Primary PCR on 50 ng genomic DNA was performed in Platinum Taq DNA polymerase (Invitrogen) using 10 μM primers AluF (5′-GCCTCCCAAAGTGCTGGGATTACAG-3′) and FeLV gag R (5′-ATAGGGAGGTGGCTCTTCTG-3′) at 95°C for 2 min, followed by 40 cycles of 95°C for 15 s, 50°C for 15 s, and 72°C for 3 min 30 s. Nested PCR was carried out on 4 μl primary PCR product or 4 ng unamplified DNA using primers FeLV RU5 F (5′-TCTTTGCTGAGACTTGACCG-3′) and FeLV RU5 R (5′-ACTAGGTCTTCCTCGGCGAT-3′) and probe FeLV RU5 (5′-FAM-TGCATCTGACTCGTGGTCTC-TAMRA-3′) using Takyon LowRox Probe Mastermix dTTP blue (UF-LPMT-BO101) (Eurogentec) and settings of 50°C for 2 min and 95°C for 3 min, followed by 40 cycles of 95°C for 10 s and 60°C for 60 s on an ABI 7500 real-time PCR system.
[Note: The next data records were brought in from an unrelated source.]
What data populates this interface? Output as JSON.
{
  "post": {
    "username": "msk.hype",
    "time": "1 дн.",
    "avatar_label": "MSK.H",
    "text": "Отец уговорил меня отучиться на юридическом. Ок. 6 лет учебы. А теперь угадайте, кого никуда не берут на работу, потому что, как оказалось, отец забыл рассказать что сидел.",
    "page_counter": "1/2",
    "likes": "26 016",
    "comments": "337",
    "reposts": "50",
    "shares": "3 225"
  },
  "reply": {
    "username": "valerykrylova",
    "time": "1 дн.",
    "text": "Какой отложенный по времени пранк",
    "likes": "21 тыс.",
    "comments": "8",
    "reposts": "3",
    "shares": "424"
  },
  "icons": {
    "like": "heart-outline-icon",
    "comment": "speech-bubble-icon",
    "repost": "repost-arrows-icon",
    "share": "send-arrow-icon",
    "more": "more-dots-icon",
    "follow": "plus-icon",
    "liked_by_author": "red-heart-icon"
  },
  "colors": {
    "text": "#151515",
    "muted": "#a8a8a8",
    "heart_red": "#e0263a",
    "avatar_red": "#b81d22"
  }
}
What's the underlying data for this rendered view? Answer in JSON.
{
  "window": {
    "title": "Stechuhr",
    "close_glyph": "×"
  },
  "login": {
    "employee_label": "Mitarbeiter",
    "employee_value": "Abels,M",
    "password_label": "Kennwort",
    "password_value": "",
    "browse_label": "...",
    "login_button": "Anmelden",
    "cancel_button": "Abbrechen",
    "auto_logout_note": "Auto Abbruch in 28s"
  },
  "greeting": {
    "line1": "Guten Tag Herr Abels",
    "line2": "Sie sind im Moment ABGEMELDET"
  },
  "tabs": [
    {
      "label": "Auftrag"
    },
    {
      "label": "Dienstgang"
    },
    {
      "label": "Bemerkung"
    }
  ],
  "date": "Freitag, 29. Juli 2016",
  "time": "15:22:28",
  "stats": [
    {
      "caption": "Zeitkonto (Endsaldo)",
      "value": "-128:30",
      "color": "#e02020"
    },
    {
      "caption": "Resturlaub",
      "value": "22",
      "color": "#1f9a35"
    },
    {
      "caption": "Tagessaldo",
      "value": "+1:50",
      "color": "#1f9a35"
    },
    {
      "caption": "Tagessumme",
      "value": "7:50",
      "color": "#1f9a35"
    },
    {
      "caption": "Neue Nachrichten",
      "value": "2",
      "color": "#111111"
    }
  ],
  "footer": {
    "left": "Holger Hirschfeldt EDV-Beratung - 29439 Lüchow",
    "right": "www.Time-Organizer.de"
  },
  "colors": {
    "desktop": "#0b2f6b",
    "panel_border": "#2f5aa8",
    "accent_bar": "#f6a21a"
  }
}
Aliquots (100 ng) of genomic DNA from 3-day (PBMCs, Reh and KYO-1 cells) or 24-h (3201 and HEK293 cells) FeLV-infected cells were amplified in Reddy Mix PCR master mix with primers Circles env F (5′ TAAAACAGCGGCAACAACTG-3′) and Circles gag R (5′-GTCTCCGATCAACACCCTGT-3′) or the positive-control primers pan-Myc 23F (5′-CCAACAGGAACTATGACCTCG-3′) and pan-Myc 96R (5′-GTAGAAGTTCTCCTCCTCGTC-3′). Following an initial denaturation step at 94°C for 3 min, 35 cycles of 94°C for 30 s, 60°C for 30 s, and 72°C for 1 min 30 s were performed. Portions (15 μl) of each 25-μl reaction mixture were separated on 1.4% agarose-TAE gels and were visualized by staining with ethidium bromide.